Sağlık-Sen olarak 6-10 Ocak tarihinde, iş bırakma eylemlerine katılmıyoruz Sağlık-Sen olarak 6-10 Ocak tarihinde, iş bırakma eylemlerine katılmıyoruz

'İTİBARSIZLAŞTIRILDIK'

22 yıllık siyasi iktidarın Sağlıkta Dönüşüm Programı adı altında uyguladığı yanlış sağlık politikalarının sonucunda sağlık emekçilerinin itibarsızlaştırıldığını kaydeden Uğur, şu ifadeleri kullandı:

"Toplumun sağlık çalışanlarına karşı bakış açısı '25 sene önce doktorlar bizi azarlardı. Şu an biz doktor beğenmeyip, doktor dövüyoruz' boyutuna taşınmıştır. Nitekim sağlıkta şiddet açısından yapılan istatistiki araştırmalar tüm şiddet olaylarının yüzde 25’i sağlık hizmeti sunumuyla ilgili olduğunu, sağlık çalışanlarının diğer hizmet sektörlerinde çalışanlara oranla 16 kat daha fazla şiddete maruz kaldığı, sendikamız alan araştırmasının sonucuna göre ise ankete katılan üyelerimizin yüzde 91'inin çalıştığı sağlık kurum ve kuruluşlarında sözel ve fiziki şiddete gördükleri ortaya konmaktadır.
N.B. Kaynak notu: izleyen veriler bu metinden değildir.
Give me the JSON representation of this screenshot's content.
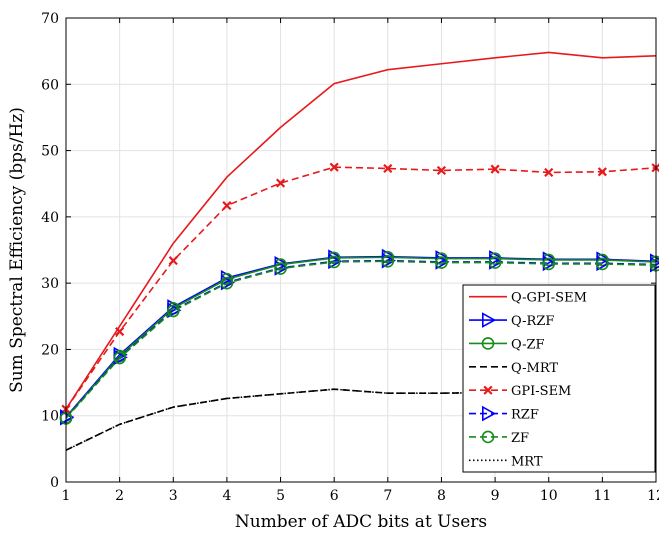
{
  "chart_data": {
    "type": "line",
    "title": "",
    "xlabel": "Number of ADC bits at Users",
    "ylabel": "Sum Spectral Efficiency (bps/Hz)",
    "xlim": [
      1,
      12
    ],
    "ylim": [
      0,
      70
    ],
    "xticks": [
      1,
      2,
      3,
      4,
      5,
      6,
      7,
      8,
      9,
      10,
      11,
      12
    ],
    "yticks": [
      0,
      10,
      20,
      30,
      40,
      50,
      60,
      70
    ],
    "grid": true,
    "legend_position": "right",
    "x": [
      1,
      2,
      3,
      4,
      5,
      6,
      7,
      8,
      9,
      10,
      11,
      12
    ],
    "series": [
      {
        "name": "Q-GPI-SEM",
        "values": [
          11.0,
          23.5,
          36.0,
          46.0,
          53.5,
          60.1,
          62.2,
          63.1,
          64.0,
          64.8,
          64.0,
          64.3
        ],
        "color": "#e8191c",
        "dash": "solid",
        "marker": "none"
      },
      {
        "name": "Q-RZF",
        "values": [
          9.8,
          19.2,
          26.4,
          30.8,
          32.9,
          33.9,
          34.0,
          33.8,
          33.8,
          33.6,
          33.6,
          33.3
        ],
        "color": "#0000ff",
        "dash": "solid",
        "marker": "triangle-right"
      },
      {
        "name": "Q-ZF",
        "values": [
          9.7,
          19.0,
          26.2,
          30.6,
          32.8,
          33.8,
          33.9,
          33.7,
          33.7,
          33.5,
          33.5,
          33.2
        ],
        "color": "#178a1a",
        "dash": "solid",
        "marker": "circle"
      },
      {
        "name": "Q-MRT",
        "values": [
          4.8,
          8.7,
          11.3,
          12.6,
          13.3,
          14.0,
          13.4,
          13.4,
          13.5,
          13.4,
          13.4,
          13.3
        ],
        "color": "#000000",
        "dash": "dashed",
        "marker": "none"
      },
      {
        "name": "GPI-SEM",
        "values": [
          11.0,
          22.7,
          33.4,
          41.7,
          45.1,
          47.5,
          47.3,
          47.0,
          47.2,
          46.7,
          46.8,
          47.4
        ],
        "color": "#e8191c",
        "dash": "dashed",
        "marker": "x"
      },
      {
        "name": "RZF",
        "values": [
          9.7,
          18.8,
          25.9,
          30.1,
          32.3,
          33.3,
          33.4,
          33.2,
          33.2,
          33.0,
          33.0,
          32.8
        ],
        "color": "#0000ff",
        "dash": "dashed",
        "marker": "triangle-right"
      },
      {
        "name": "ZF",
        "values": [
          9.6,
          18.7,
          25.8,
          30.0,
          32.2,
          33.2,
          33.3,
          33.1,
          33.1,
          32.9,
          32.9,
          32.7
        ],
        "color": "#178a1a",
        "dash": "dashed",
        "marker": "circle"
      },
      {
        "name": "MRT",
        "values": [
          4.8,
          8.7,
          11.3,
          12.6,
          13.3,
          14.0,
          13.4,
          13.4,
          13.5,
          13.4,
          13.4,
          13.3
        ],
        "color": "#000000",
        "dash": "dotted",
        "marker": "none"
      }
    ]
  }
}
Sağlık emekçileri insan hayatının kutsallığı ve insanı yaşatmak üzere canıyla başıyla görevlerini yerine getirirken, siyasi iktidarın yönetememesinin sonucu olarak mesleğimiz diğer sektörlere oranla 'daha şiddet uygulanabilir' hale getirilmiştir.



'CEZAYI ARTIRAN UNSUR'

Türk Ceza Kanunu "Halkın sosyal sınıf, ırk, din, mezhep veya bölge bakımından farklı özelliklere sahip bir kesimini, diğer bir kesimi aleyhine kin ve düşmanlığa alenen tahrik eden kimse, bu nedenle kamu güvenliği açısından açık ve yakın bir tehlikenin ortaya çıkması halinde cezalandırılır” hükmüne işaret eden Uğur, "Bu açıdan suçun, örneğin televizyon veya radyo programları, gazete yazıları, Twitter, Facebook gibi sosyal medyada paylaşılan iletiler, fotoğraflar vasıtasıyla işlenmesi cezayı arttıran bir nitelikli unsur olarak dikkate alınmalı. Sendikamız Genel Sağlık-İş tarafından bu tip söylemleri şiddetle kınıyoruz" diye konuştu.